Encontraria  resistências,  desconfianças  nos hábitos  já enraizados  de  cultura  predominantemente francesa, que tinha no seu bojo  a prática dominante do impressionismo crítico com seus reflexos no ensino médio e superior, no jornal através da crítica de rodapé com  seus  nomes  estabelecidos, alguns dos quais desfrutando  de  real  reconhecimento como foi  o exemplo do  notável crítico   Álvaro Lins  acompanhando, nos rodapés do Correio da Manhã,   a segunda fase da produção  do Modernismo, tanto na  ficção, quanto na poesia e no teatro. Ao lado de Álvaro Lins,   se achavam outros   ilustres   críticos como Agripino Grieco,   Tristão de Athayde, Sérgio Buarque de Holanda, Temístccles  Linhares,  Olívio de Montenegro,  Wilson Martins e,  mais tarde,   Antonio Candido, entre outros. Cada um desses seguia  sua própria   orientação crítica,  ora de   cunho  impressionista  e humanístico,  ora  expressionista (Trsitão de Athayde),  ora  de abordagem   sociológica, mas  já  se  servindo  de princípios   renovadores  teóricos  visando a componentes   estéticos  no julgamento   do fenômeno literário.  Seria,  um pouco mais adiante,  o caso de Antonio Candido e outros. Ou seja,  havia  críticos e críticos.

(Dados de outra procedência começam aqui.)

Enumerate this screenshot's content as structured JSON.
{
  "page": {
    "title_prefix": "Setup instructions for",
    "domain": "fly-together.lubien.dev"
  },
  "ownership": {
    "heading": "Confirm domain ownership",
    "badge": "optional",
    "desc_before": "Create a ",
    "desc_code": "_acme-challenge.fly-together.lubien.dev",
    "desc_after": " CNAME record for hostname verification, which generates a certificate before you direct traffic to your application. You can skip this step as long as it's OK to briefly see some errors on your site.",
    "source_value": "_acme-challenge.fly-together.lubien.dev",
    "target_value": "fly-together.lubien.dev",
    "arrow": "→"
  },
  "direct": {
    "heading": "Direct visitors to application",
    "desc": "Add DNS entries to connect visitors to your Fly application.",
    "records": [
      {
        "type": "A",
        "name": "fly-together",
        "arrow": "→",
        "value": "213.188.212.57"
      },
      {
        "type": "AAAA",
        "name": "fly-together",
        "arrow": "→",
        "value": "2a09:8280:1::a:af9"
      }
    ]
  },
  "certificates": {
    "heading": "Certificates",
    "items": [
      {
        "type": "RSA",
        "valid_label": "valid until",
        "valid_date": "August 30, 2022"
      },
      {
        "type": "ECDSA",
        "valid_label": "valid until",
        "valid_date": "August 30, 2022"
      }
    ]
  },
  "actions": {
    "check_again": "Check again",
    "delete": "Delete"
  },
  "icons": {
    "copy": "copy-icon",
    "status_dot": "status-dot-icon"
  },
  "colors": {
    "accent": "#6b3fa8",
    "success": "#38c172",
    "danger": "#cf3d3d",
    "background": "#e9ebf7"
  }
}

Entretanto,  Coutinho vinha para  realizar   rupturas  radicais,  tanto  no domínio da crítica,    da teoria  literária,  da historiografia  literária quanto da pedagogia  da literatura,  que  deveriam    oxigenar-se   dos seus  sólidos  conhecimentos  assimilados nos Estados Unidos e implantados  no ensino médio (Colégio Pedro II) e na universidade. Primeiro, em 1950,  no Instituto  La Fayette da Faculdade de Filosofia e Letras da Universidade do Estado da Guanabara, hoje Universidade Estadual do Rio de Janeiro (UERJ), na qual viu triunfante o seu  projeto de criação  da disciplina  Teoria Literária, depois,  a  cátedra de literatura brasileira  da Universidade do Brasil, hoje Universidade Federal do Rio de Janeiro (UFRJ).
Correntes cruzadas, sua coluna mantida no Diário de Notícias,  segundo  já assinalei,   se torna, assim,  o seu  espaço de combate   sem trégua  contra   a crítica impressionista, não poupando  nem seus maiores e mais    acatados  cultores,  tendo à frente  o crítico Álvaro Lins com o qual   encetou  uma polêmica  declarada  com seus artigos  naquela  coluna.

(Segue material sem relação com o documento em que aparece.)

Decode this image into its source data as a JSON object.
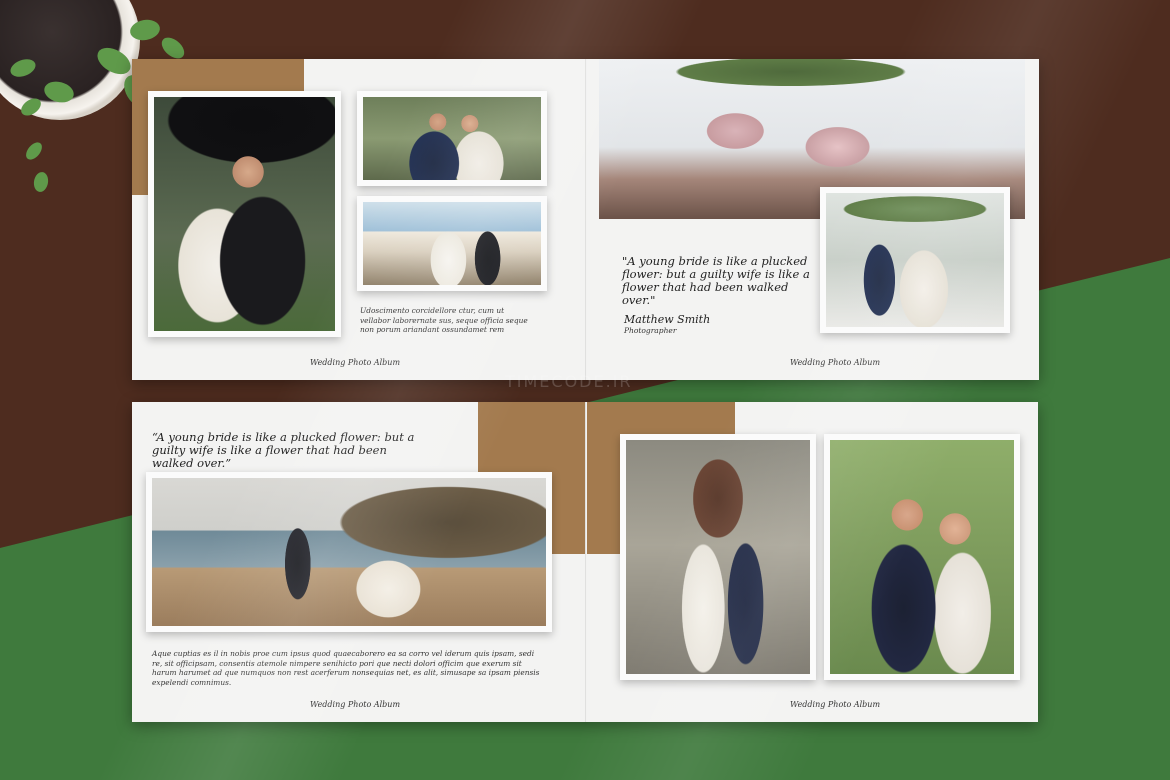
{
  "album": {
    "spread1": {
      "left_lorem": "Udoscimento corcidellore ctur, cum ut vellabor laborernate sus, seque officia seque non porum ariandant ossundamet rem",
      "left_footer": "Wedding Photo Album",
      "right_quote": "\"A young bride is like a plucked flower: but a guilty wife is like a flower that had been walked over.\"",
      "author_name": "Matthew Smith",
      "author_role": "Photographer",
      "right_footer": "Wedding Photo Album"
    },
    "spread2": {
      "left_quote": "“A young bride is like a plucked flower: but a guilty wife is like a flower that had been walked over.”",
      "left_lorem": "Aque cuptias es il in nobis proe cum ipsus quod quaecaborero ea sa corro vel iderum quis ipsam, sedi re, sit officipsam, consentis atemole nimpere senihicto pori que necti dolori officim que exerum sit harum harumet ad que numquos non rest acerferum nonsequias net, es alit, simusape sa ipsam piensis expelendi comnimus.",
      "left_footer": "Wedding Photo Album",
      "right_footer": "Wedding Photo Album"
    }
  },
  "watermark": "TIMECODE.IR",
  "colors": {
    "brown_bg": "#4e2c1f",
    "green_bg": "#3f7a3d",
    "gold_block": "#a37a4e",
    "paper": "#f3f3f2"
  }
}
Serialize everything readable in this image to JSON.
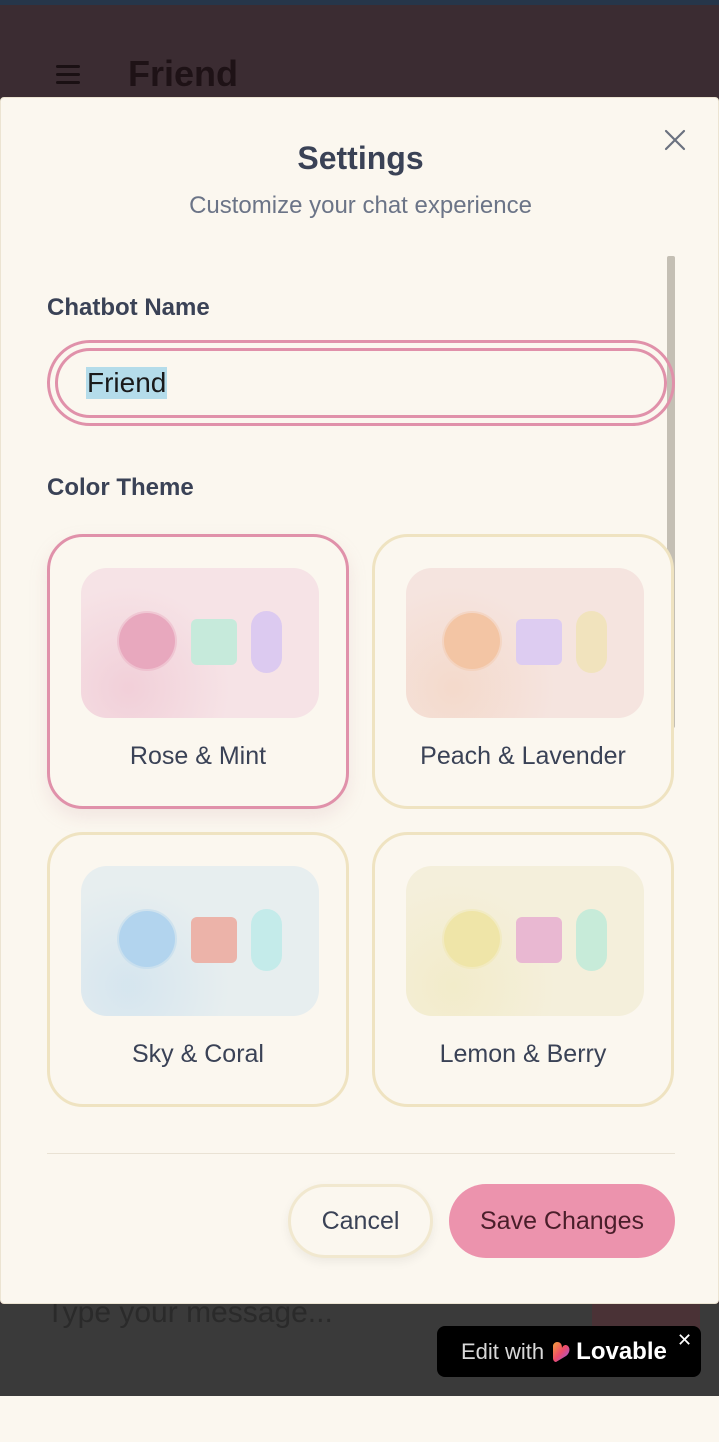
{
  "app": {
    "title": "Friend",
    "composer_placeholder": "Type your message..."
  },
  "modal": {
    "title": "Settings",
    "subtitle": "Customize your chat experience",
    "close_icon": "close-icon",
    "chatbot_name_label": "Chatbot Name",
    "chatbot_name_value": "Friend",
    "color_theme_label": "Color Theme",
    "themes": [
      {
        "label": "Rose & Mint",
        "selected": true,
        "colors": {
          "dot": "#e8a8be",
          "square": "#c6eadb",
          "pill": "#dccaf0",
          "bg": "#f6e3e6"
        }
      },
      {
        "label": "Peach & Lavender",
        "selected": false,
        "colors": {
          "dot": "#f3c5a4",
          "square": "#ddccf1",
          "pill": "#f1e3bd",
          "bg": "#f5e4df"
        }
      },
      {
        "label": "Sky & Coral",
        "selected": false,
        "colors": {
          "dot": "#b2d4ee",
          "square": "#ecb3a9",
          "pill": "#c4ebea",
          "bg": "#e7eeef"
        }
      },
      {
        "label": "Lemon & Berry",
        "selected": false,
        "colors": {
          "dot": "#efe5a8",
          "square": "#e9b8d2",
          "pill": "#c7ebd9",
          "bg": "#f4efdb"
        }
      }
    ],
    "cancel_label": "Cancel",
    "save_label": "Save Changes"
  },
  "badge": {
    "prefix": "Edit with",
    "brand": "Lovable",
    "close": "✕"
  },
  "colors": {
    "accent": "#e091aa",
    "save_button": "#ec93ad",
    "card_border": "#efe3c1",
    "modal_bg": "#fbf7ef"
  }
}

Afrânio Coutinho, no volume que estou comentando,  tem páginas  em que  se pode ver  bem a quem se destinavam  os seus ataques,  que,  por terem  o sinete  da polêmica  desabrida,  extrapolam  em suas invectivas muitas vezes  de forma injusta 
O livro, porém,   dedica  a maior parte de seus   artigos  a difundir  suas ideias  teóricas sobre crítica, teoria literária,   valorização  dos estudos de  literatura comparada, parte do volume que  na  verdade  engrandece   o todo  dos  seus textos e onde  se nota   a sua grande  contribuição  para  a divulgação  de todas as questões fundamentais   atinentes  aos estudos literários.

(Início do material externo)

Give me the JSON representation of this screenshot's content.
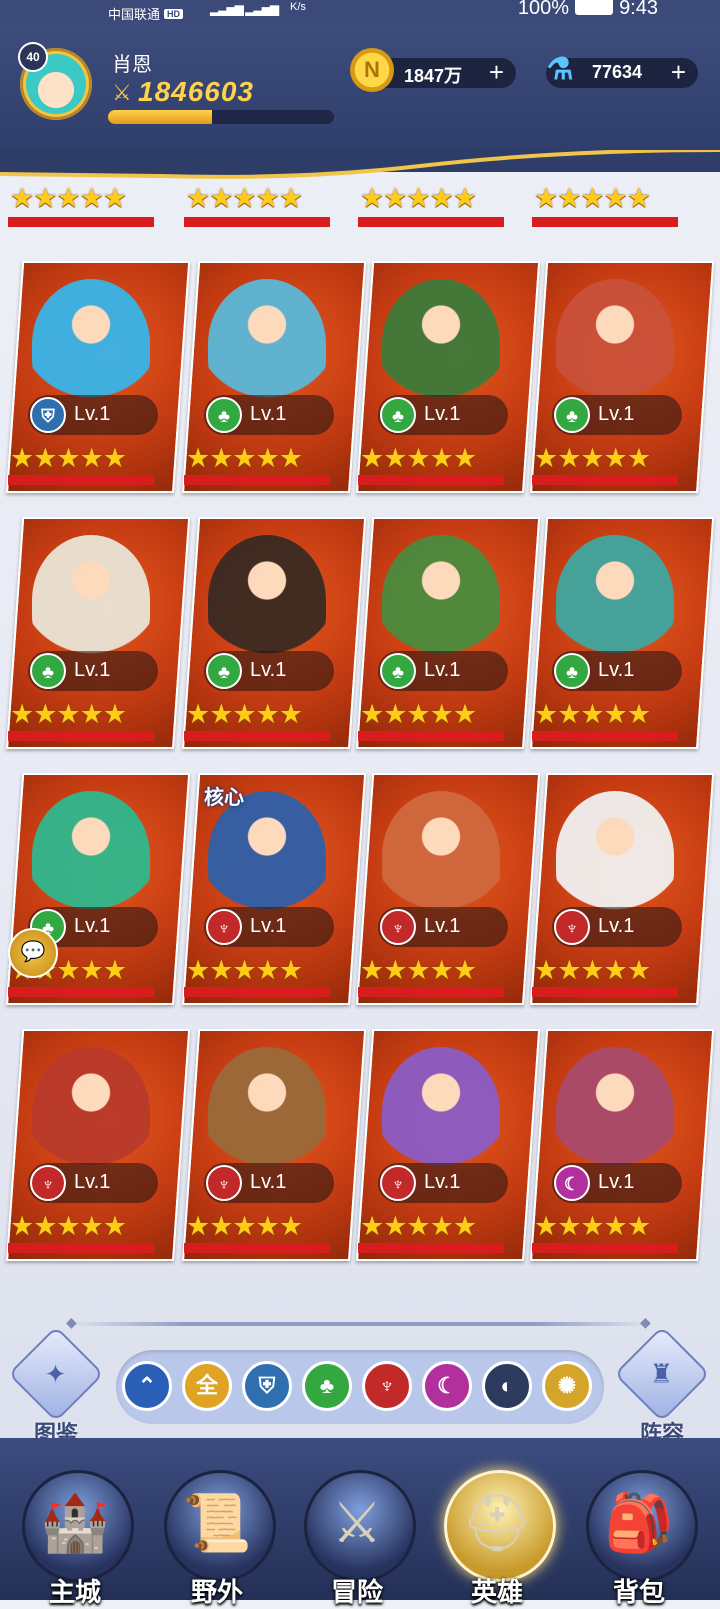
{
  "status_bar": {
    "carrier": "中国联通",
    "hd": "HD",
    "speed": "K/s",
    "battery": "100%",
    "time": "9:43"
  },
  "player": {
    "level": "40",
    "name": "肖恩",
    "power": "1846603",
    "exp_fraction": 0.46
  },
  "resources": {
    "gold": {
      "value": "1847万",
      "icon": "gold-coin-icon",
      "plus": "+"
    },
    "potion": {
      "value": "77634",
      "icon": "potion-icon",
      "plus": "+"
    }
  },
  "heroes": [
    {
      "level": "Lv.1",
      "faction": "fortress",
      "stars": 5,
      "art": "#39b4e8",
      "core": ""
    },
    {
      "level": "Lv.1",
      "faction": "forest",
      "stars": 5,
      "art": "#5ab7d8",
      "core": ""
    },
    {
      "level": "Lv.1",
      "faction": "forest",
      "stars": 5,
      "art": "#3d7a3a",
      "core": ""
    },
    {
      "level": "Lv.1",
      "faction": "forest",
      "stars": 5,
      "art": "#c9503a",
      "core": ""
    },
    {
      "level": "Lv.1",
      "faction": "forest",
      "stars": 5,
      "art": "#e9e4d6",
      "core": ""
    },
    {
      "level": "Lv.1",
      "faction": "forest",
      "stars": 5,
      "art": "#3a2a22",
      "core": ""
    },
    {
      "level": "Lv.1",
      "faction": "forest",
      "stars": 5,
      "art": "#4a8b3e",
      "core": ""
    },
    {
      "level": "Lv.1",
      "faction": "forest",
      "stars": 5,
      "art": "#3fa6a0",
      "core": ""
    },
    {
      "level": "Lv.1",
      "faction": "forest",
      "stars": 5,
      "art": "#2fb88e",
      "core": ""
    },
    {
      "level": "Lv.1",
      "faction": "abyss",
      "stars": 5,
      "art": "#2f5fa8",
      "core": "核心"
    },
    {
      "level": "Lv.1",
      "faction": "abyss",
      "stars": 5,
      "art": "#d0683e",
      "core": ""
    },
    {
      "level": "Lv.1",
      "faction": "abyss",
      "stars": 5,
      "art": "#f0f0f0",
      "core": ""
    },
    {
      "level": "Lv.1",
      "faction": "abyss",
      "stars": 5,
      "art": "#b83a2a",
      "core": ""
    },
    {
      "level": "Lv.1",
      "faction": "abyss",
      "stars": 5,
      "art": "#9a6a3a",
      "core": ""
    },
    {
      "level": "Lv.1",
      "faction": "abyss",
      "stars": 5,
      "art": "#8b5cc4",
      "core": ""
    },
    {
      "level": "Lv.1",
      "faction": "shadow",
      "stars": 5,
      "art": "#a84a6a",
      "core": ""
    }
  ],
  "factions": {
    "fortress": {
      "icon": "helmet-icon",
      "color": "#2f6fb0",
      "glyph": "⛨"
    },
    "forest": {
      "icon": "tree-icon",
      "color": "#34a840",
      "glyph": "♣"
    },
    "abyss": {
      "icon": "demon-icon",
      "color": "#c22a2a",
      "glyph": "♆"
    },
    "shadow": {
      "icon": "moon-horns-icon",
      "color": "#b2309e",
      "glyph": "☾"
    }
  },
  "filters": {
    "left_button": {
      "label": "图鉴",
      "icon": "codex-icon"
    },
    "right_button": {
      "label": "阵容",
      "icon": "formation-icon"
    },
    "items": [
      {
        "name": "collapse",
        "glyph": "⌃",
        "color": "#2a5fb8",
        "icon": "chevron-up-icon"
      },
      {
        "name": "all",
        "glyph": "全",
        "color": "#e0a323",
        "icon": "all-icon"
      },
      {
        "name": "fortress",
        "glyph": "⛨",
        "color": "#2f6fb0",
        "icon": "helmet-icon"
      },
      {
        "name": "forest",
        "glyph": "♣",
        "color": "#34a840",
        "icon": "tree-icon"
      },
      {
        "name": "abyss",
        "glyph": "♆",
        "color": "#c22a2a",
        "icon": "demon-icon"
      },
      {
        "name": "shadow",
        "glyph": "☾",
        "color": "#b2309e",
        "icon": "moon-horns-icon"
      },
      {
        "name": "dark",
        "glyph": "◐",
        "color": "#2c3a5e",
        "icon": "dark-orb-icon"
      },
      {
        "name": "light",
        "glyph": "✺",
        "color": "#d4a52a",
        "icon": "sun-icon"
      }
    ]
  },
  "nav": [
    {
      "label": "主城",
      "icon": "castle-icon",
      "glyph": "🏰",
      "active": false
    },
    {
      "label": "野外",
      "icon": "map-scroll-icon",
      "glyph": "📜",
      "active": false
    },
    {
      "label": "冒险",
      "icon": "sword-shield-icon",
      "glyph": "⚔",
      "active": false
    },
    {
      "label": "英雄",
      "icon": "hero-helmet-icon",
      "glyph": "⛑",
      "active": true
    },
    {
      "label": "背包",
      "icon": "backpack-icon",
      "glyph": "🎒",
      "active": false
    }
  ]
}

A melhor  parte dessa obra de Coutinho é essa contribuição  que dá aos estudos literários   no país, estudos  em bases renovadas que, até hoje,  dão frutos mesmo  se considerando  todos os  avanços  por que  passaram  os  estudos  de Literatura entre nós, com   novas correntes do pensamento crítico, colocando as nossas universidade   em nível   de igualdade, por assim dizer,   quanto  a   orientações   teóricas  e sua produção  na crítica,  no  ensaio,  nas novas disciplinas  que  deram seus  primeiros   sinais   de vitalidade   na época  de  Coutinho, como a ciência da literatura,  a teoria  literária,  a literatura comparada, a Poética,  os  estudos   de literaturas modernas e  antigas. O fermento dado  por Coutinho   teve frutos, , amadureceu  e  cresceu .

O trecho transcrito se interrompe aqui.